Toujours étonnant de constater que, sans le vouloir, de certaines soirées se dégage parfois une thématique. Ce soir, après Searching for Sugar Man, c'est l'Afrique du Sud qui s'invite à la maison.
In my country est un bon film, porteur d'un message difficile.
La gravité et la force de son sujet exacerbent ses défauts.
Mais ces derniers ne doivent pas faire oublier qu'il accomplit une mission cruciale, le devoir de mémoire.
Loin de moi la volonté de monter sur des chevaux bien trop grands, mais je dois à la vérité de reconnaître combien ce récit m'a touché.
Il est important, il est essentiel de perpétuer le souvenir des atrocités commises dans l'Histoire. À défaut d'empêcher complètement la répétition des mêmes erreurs, cela obligera au moins à assumer nos responsabilités, à ne pas, à ne plus pouvoir prétendre qu'on ne savait pas.
Les œuvres d'une telle portée m'incitent souvent à réécouter Né en 17 à Leidenstadt de Fredericks Goldman Jones. La question peut paraître grandiloquente et démago, surtout si l'on cherche à éviter d'y répondre : qu'aurais-je fait à leur place ?
Boorman nous interroge sans relâche au fil de sa narration. Cette question lancinante, ainsi que celle de notre capacité à pardonner, ne doit pas éclipser la réalité des horreurs perpétrées.
Malheureusement, si le spectateur ne s'en charge pas, c'est le réalisateur qui commet occasionnellement l'erreur de diluer son propos.
J'ai trouvé particulièrement maladroite, artificielle et superflue la trame amoureuse entremêlée à l'histoire principale. Non que cela me gêne de regarder deux acteurs s'embrasser, rassurez-vous je suis un grand garçon maintenant, mais c'est amené de façon tellement pataude, et le message sous-jacent est si peu subtil que je m'interroge sur les intentions de Boorman ici.
Je ne prétends pas que l'on doive nécessairement s'infliger deux heures entières de souffrance ininterrompue pour que la leçon s'imprègne davantage, mais il est bien trop évident qu'il a cherché à atténuer le choc pour l'audience, et l'immersion comme l'impact en sont effectivement et efficacement diminués. C'est presque ce qui m'a mis le plus mal à l'aise, tant c'est mal utilisé.
En dehors de cela, l'exercice est quelque peu scolaire mais de bonne facture. De la mise en scène aux acteurs, il n'y a pas grand-chose qui déborde, jusqu'au dénouement un tantinet frileux de la confrontation avec le mari bafoué, qui se pose en parallèle auto-déclaré des auditions. On a vu plus habile, là encore.

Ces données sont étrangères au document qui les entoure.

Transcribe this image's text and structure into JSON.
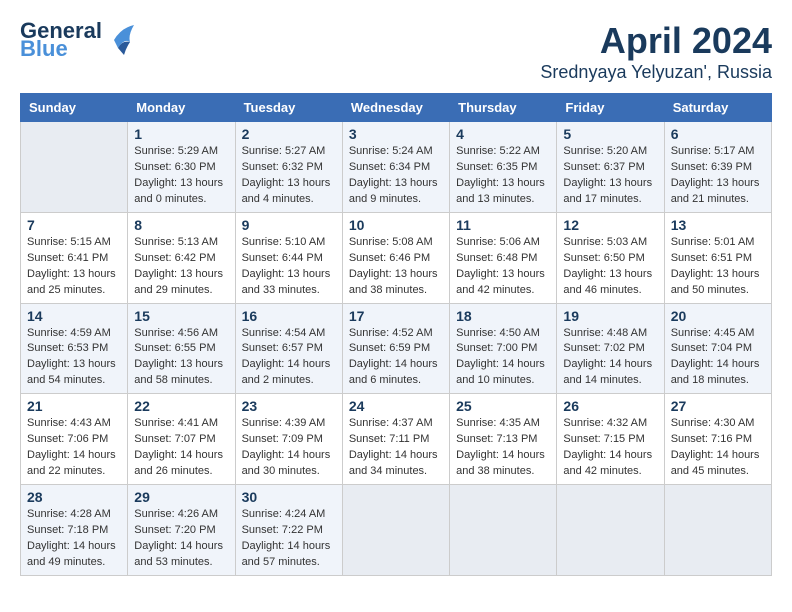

Je peux paraître acerbe et sévère avec ce film, pourtant je lui reconnais de nombreuses qualités, dans l'objectif qu'il poursuit comme dans son exécution.
Si je lui fais des reproches, c'est parce qu'il m'a bouleversé et que j'aurais aimé le voir aller plus loin encore.
Indépendamment de ces considérations, je ne saurais que trop vous conseiller de le voir, parce que c'est notre monde et notre patrimoine, c'est bien là l'une des morales les plus vraies qu'il répète et inculque. Et que ce n'est pas très éloigné de nous, que ce soit dans l'espace ou dans le temps.
D'ailleurs :
- j'ai appris ce que signifie Ubuntu
- on voit Juliette Binoche prise en sandwich entre deux noirs (dont Samuel L. Jackson) et qui dit "Do me"
Vous ne trouverez cela nulle part ailleurs.